Menteri Pertahanan Sjafrie Sjamsoeddin mengonfirmasi bahwa pemerintah tengah mengupayakan pembebasan seorang warga negara Indonesia (WNI) yang ditahan di Myanmar melalui jalur diplomasi pertahanan. Upaya ini dilakukan secara hati-hati mengingat situasi politik Myanmar yang masih berada di bawah kendali militer.

“Saya telah menghubungi Menteri Pertahanan Myanmar melalui Menteri Luar Negeri kita, karena sesuai protokol mereka, komunikasi pertahanan harus diawali lewat jalur diplomatik,” ujar Sjafrie kepada awak media di Kompleks DPR, Jakarta, Rabu (9/7/2025).

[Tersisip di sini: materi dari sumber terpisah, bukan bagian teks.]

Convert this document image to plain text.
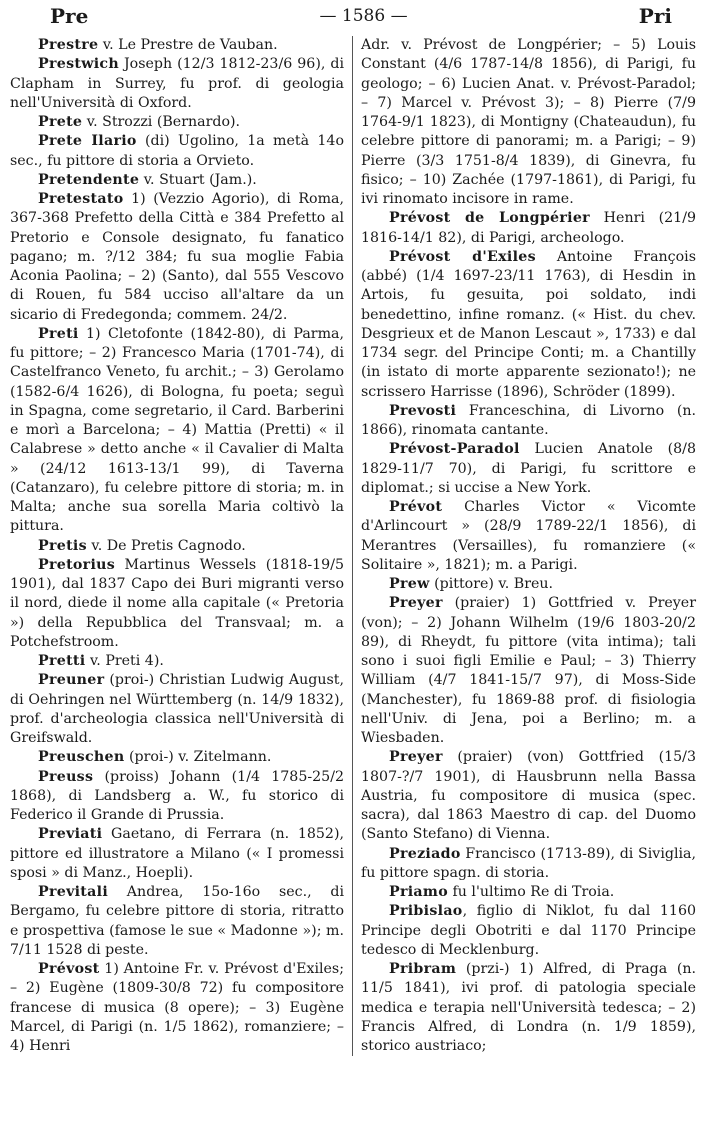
Pre	— 1586 —	Pri

Prestre v. Le Prestre de Vauban.

Prestwich Joseph (12/3 1812-23/6 96), di Clapham in Surrey, fu prof. di geologia nell'Università di Oxford.

Prete v. Strozzi (Bernardo).

Prete Ilario (di) Ugolino, 1a metà 14o sec., fu pittore di storia a Orvieto.

Pretendente v. Stuart (Jam.).

Pretestato 1) (Vezzio Agorio), di Roma, 367-368 Prefetto della Città e 384 Prefetto al Pretorio e Console designato, fu fanatico pagano; m. ?/12 384; fu sua moglie Fabia Aconia Paolina; – 2) (Santo), dal 555 Vescovo di Rouen, fu 584 ucciso all'altare da un sicario di Fredegonda; commem. 24/2.

Preti 1) Cletofonte (1842-80), di Parma, fu pittore; – 2) Francesco Maria (1701-74), di Castelfranco Veneto, fu archit.; – 3) Gerolamo (1582-6/4 1626), di Bologna, fu poeta; seguì in Spagna, come segretario, il Card. Barberini e morì a Barcelona; – 4) Mattia (Pretti) « il Calabrese » detto anche « il Cavalier di Malta » (24/12 1613-13/1 99), di Taverna (Catanzaro), fu celebre pittore di storia; m. in Malta; anche sua sorella Maria coltivò la pittura.

Pretis v. De Pretis Cagnodo.

Pretorius Martinus Wessels (1818-19/5 1901), dal 1837 Capo dei Buri migranti verso il nord, diede il nome alla capitale (« Pretoria ») della Repubblica del Transvaal; m. a Potchefstroom.

Pretti v. Preti 4).

Preuner (proi-) Christian Ludwig August, di Oehringen nel Württemberg (n. 14/9 1832), prof. d'archeologia classica nell'Università di Greifswald.

Preuschen (proi-) v. Zitelmann.

Preuss (proiss) Johann (1/4 1785-25/2 1868), di Landsberg a. W., fu storico di Federico il Grande di Prussia.

Previati Gaetano, di Ferrara (n. 1852), pittore ed illustratore a Milano (« I promessi sposi » di Manz., Hoepli).

Previtali Andrea, 15o-16o sec., di Bergamo, fu celebre pittore di storia, ritratto e prospettiva (famose le sue « Madonne »); m. 7/11 1528 di peste.

Prévost 1) Antoine Fr. v. Prévost d'Exiles; – 2) Eugène (1809-30/8 72) fu compositore francese di musica (8 opere); – 3) Eugène Marcel, di Parigi (n. 1/5 1862), romanziere; – 4) Henri

Adr. v. Prévost de Longpérier; – 5) Louis Constant (4/6 1787-14/8 1856), di Parigi, fu geologo; – 6) Lucien Anat. v. Prévost-Paradol; – 7) Marcel v. Prévost 3); – 8) Pierre (7/9 1764-9/1 1823), di Montigny (Chateaudun), fu celebre pittore di panorami; m. a Parigi; – 9) Pierre (3/3 1751-8/4 1839), di Ginevra, fu fisico; – 10) Zachée (1797-1861), di Parigi, fu ivi rinomato incisore in rame.

Prévost de Longpérier Henri (21/9 1816-14/1 82), di Parigi, archeologo.

Prévost d'Exiles Antoine François (abbé) (1/4 1697-23/11 1763), di Hesdin in Artois, fu gesuita, poi soldato, indi benedettino, infine romanz. (« Hist. du chev. Desgrieux et de Manon Lescaut », 1733) e dal 1734 segr. del Principe Conti; m. a Chantilly (in istato di morte apparente sezionato!); ne scrissero Harrisse (1896), Schröder (1899).

Prevosti Franceschina, di Livorno (n. 1866), rinomata cantante.

Prévost-Paradol Lucien Anatole (8/8 1829-11/7 70), di Parigi, fu scrittore e diplomat.; si uccise a New York.

Prévot Charles Victor « Vicomte d'Arlincourt » (28/9 1789-22/1 1856), di Merantres (Versailles), fu romanziere (« Solitaire », 1821); m. a Parigi.

Prew (pittore) v. Breu.

Preyer (praier) 1) Gottfried v. Preyer (von); – 2) Johann Wilhelm (19/6 1803-20/2 89), di Rheydt, fu pittore (vita intima); tali sono i suoi figli Emilie e Paul; – 3) Thierry William (4/7 1841-15/7 97), di Moss-Side (Manchester), fu 1869-88 prof. di fisiologia nell'Univ. di Jena, poi a Berlino; m. a Wiesbaden.

Preyer (praier) (von) Gottfried (15/3 1807-?/7 1901), di Hausbrunn nella Bassa Austria, fu compositore di musica (spec. sacra), dal 1863 Maestro di cap. del Duomo (Santo Stefano) di Vienna.

Preziado Francisco (1713-89), di Siviglia, fu pittore spagn. di storia.

Priamo fu l'ultimo Re di Troia.

Pribislao, figlio di Niklot, fu dal 1160 Principe degli Obotriti e dal 1170 Principe tedesco di Mecklenburg.

Pribram (przi-) 1) Alfred, di Praga (n. 11/5 1841), ivi prof. di patologia speciale medica e terapia nell'Università tedesca; – 2) Francis Alfred, di Londra (n. 1/9 1859), storico austriaco;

Sjafrie menegaskan bahwa strategi diplomasi pertahanan akan terus digunakan sebagai saluran utama untuk intervensi. Ia menolak mengungkap detail strategi, dengan alasan sensitivitas situasi menyusul kudeta militer yang masih berlangsung di Myanmar.

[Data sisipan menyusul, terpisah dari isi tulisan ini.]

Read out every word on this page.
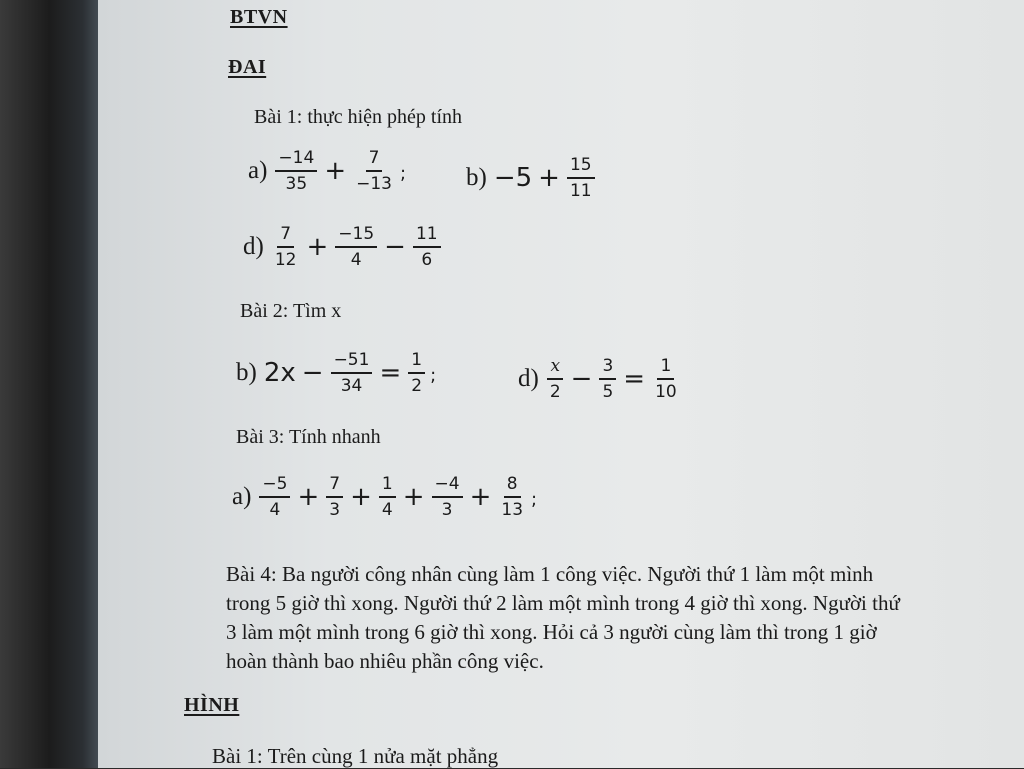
BTVN
ĐAI
Bài 1: thực hiện phép tính
$a) \frac{-14}{35} + \frac{7}{-13}$ ; $b) -5 + \frac{15}{11}$
$d) \frac{7}{12} + \frac{-15}{4} - \frac{11}{6}$
Bài 2: Tìm x
b) $2x - \frac{-51}{34} = \frac{1}{2}$ ;	$d) \frac{x}{2} - \frac{3}{5} = \frac{1}{10}$
Bài 3: Tính nhanh
$a) \frac{-5}{4} + \frac{7}{3} + \frac{1}{4} + \frac{-4}{3} + \frac{8}{13}$ ;
Bài 4: Ba người công nhân cùng làm 1 công việc. Người thứ 1 làm một mình
trong 5 giờ thì xong. Người thứ 2 làm một mình trong 4 giờ thì xong. Người thứ
3 làm một mình trong 6 giờ thì xong. Hỏi cả 3 người cùng làm thì trong 1 giờ
hoàn thành bao nhiêu phần công việc.
HÌNH
Bài 1: Trên cùng 1 nửa mặt phẳng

Sebelumnya, Kementerian Luar Negeri RI mengonfirmasi bahwa seorang pria asal Indonesia berinisial AP telah divonis tujuh tahun penjara oleh pengadilan Myanmar. Ia dituduh mendukung kelompok oposisi bersenjata dan dijerat dengan pelanggaran terhadap Undang-Undang Anti-Terorisme, Undang-Undang Imigrasi, dan Undang-Undang Asosiasi Ilegal Myanmar.

AP, yang dikenal sebagai influencer populer di media sosial, saat ini ditahan di Penjara Insein, Yangon—lembaga pemasyarakatan terkenal dengan pengamanan ketat dan catatan pelanggaran HAM.

Pemerintah Indonesia, melalui Kementerian Luar Negeri dan Kementerian Pertahanan, terus berkoordinasi untuk mencari solusi terbaik dalam pembebasan AP, sambil menjaga prinsip-prinsip kedaulatan dan hubungan bilateral dengan Myanmar.